We all think that we’re not going to be the couple whose marriage ends in divorce, but with a 50 percent chance of that happening, it’s wise to consider a prenuptial agreement. When you’re wildly in love and planning the wedding of your dreams, the idea of agreeing on and writing down what happens if it doesn’t work out (especially if you’ve just put down massive deposits for wedding-related items) can be a buzzkill. However, the best time to decide how to handle your assets and debts is when you’re deeply in love.

We hope you’ll never need to use your prenuptial agreement in Tavares, FL—but if things change, you’ll be glad you had one.

Who needs a prenup?

Any couple getting married could use a prenuptial agreement, not just the wealthy. This is especially useful if you have children, debts or assets from a prior marriage. It might not be romantic, but think about it as clarifying the business details of your upcoming marriage. It can protect one partner from another’s debts, or specify how you’ll handle your financial obligations and property in the event of divorce. This can help avoid arguments and make the divorce process a lot easier.

Keep in mind that you will be limited by the law in your state. For example, some states don’t allow people to waive the right to alimony in a prenup. Your ideas of what you want in a prenup versus what you’ll be allowed to have may diverge, so be prepared to make compromises.

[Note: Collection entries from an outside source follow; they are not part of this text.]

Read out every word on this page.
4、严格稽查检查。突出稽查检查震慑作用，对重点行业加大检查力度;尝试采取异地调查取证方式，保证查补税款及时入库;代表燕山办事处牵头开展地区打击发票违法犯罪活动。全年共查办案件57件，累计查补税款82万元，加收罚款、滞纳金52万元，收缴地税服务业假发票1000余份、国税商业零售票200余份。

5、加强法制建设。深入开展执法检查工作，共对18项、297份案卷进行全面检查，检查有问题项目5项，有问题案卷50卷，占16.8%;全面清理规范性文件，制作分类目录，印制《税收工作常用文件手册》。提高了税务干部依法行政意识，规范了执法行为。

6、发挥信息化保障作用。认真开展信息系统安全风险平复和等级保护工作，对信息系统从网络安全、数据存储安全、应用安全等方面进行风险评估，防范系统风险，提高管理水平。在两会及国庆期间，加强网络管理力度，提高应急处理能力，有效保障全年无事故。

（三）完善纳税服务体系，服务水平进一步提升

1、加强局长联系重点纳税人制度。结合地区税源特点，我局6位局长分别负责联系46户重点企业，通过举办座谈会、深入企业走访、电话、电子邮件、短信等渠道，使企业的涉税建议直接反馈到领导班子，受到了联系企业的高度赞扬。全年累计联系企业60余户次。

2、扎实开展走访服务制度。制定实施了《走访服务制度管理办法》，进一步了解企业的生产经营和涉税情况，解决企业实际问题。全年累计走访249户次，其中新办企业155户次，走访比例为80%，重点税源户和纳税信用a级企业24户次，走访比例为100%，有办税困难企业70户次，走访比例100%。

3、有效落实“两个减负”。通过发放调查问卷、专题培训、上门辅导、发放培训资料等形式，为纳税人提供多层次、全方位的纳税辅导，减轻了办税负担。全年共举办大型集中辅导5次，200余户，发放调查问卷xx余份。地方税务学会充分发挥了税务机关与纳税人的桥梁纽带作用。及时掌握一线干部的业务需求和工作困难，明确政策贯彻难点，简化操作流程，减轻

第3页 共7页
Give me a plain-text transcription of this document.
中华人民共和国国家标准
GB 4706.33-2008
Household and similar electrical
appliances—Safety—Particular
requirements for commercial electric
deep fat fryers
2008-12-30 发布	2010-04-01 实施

If you don’t have a prenup, your property will be divided according to state law. Consult with a prenup attorney in Tavares, FL to determine whether these laws are acceptable to you, or if a prenup is in your best interests.

What are the requirements for a prenup?

Prenuptial agreements need to be voluntary, informed and notarized. That means you cannot force someone to sign a prenup under duress (that is, under threat of something dire happening if they refuse to do so). Each partner also needs to know the full state of the other’s finances before signing, so don’t expect that you’ll be able to hide bank accounts or mountains of debt. Notarization is simply to ensure that the document is witnessed and signed by someone who can attest to the fact that it was properly executed and neither party was under duress.

Prenups are becoming more common due to the prevalence of remarriage and blended families. However, they are still scrutinized to ensure they’re not unfairly privileging one spouse over the other (historically, this meant a wealthy spouse taking advantage of the lower-income partner).

To make sure that you have a fair and properly executed prenuptial agreement, it’s smart to work with an attorney. They’ll be able to explain the laws as well as the potential outcomes so you can both make an informed decision.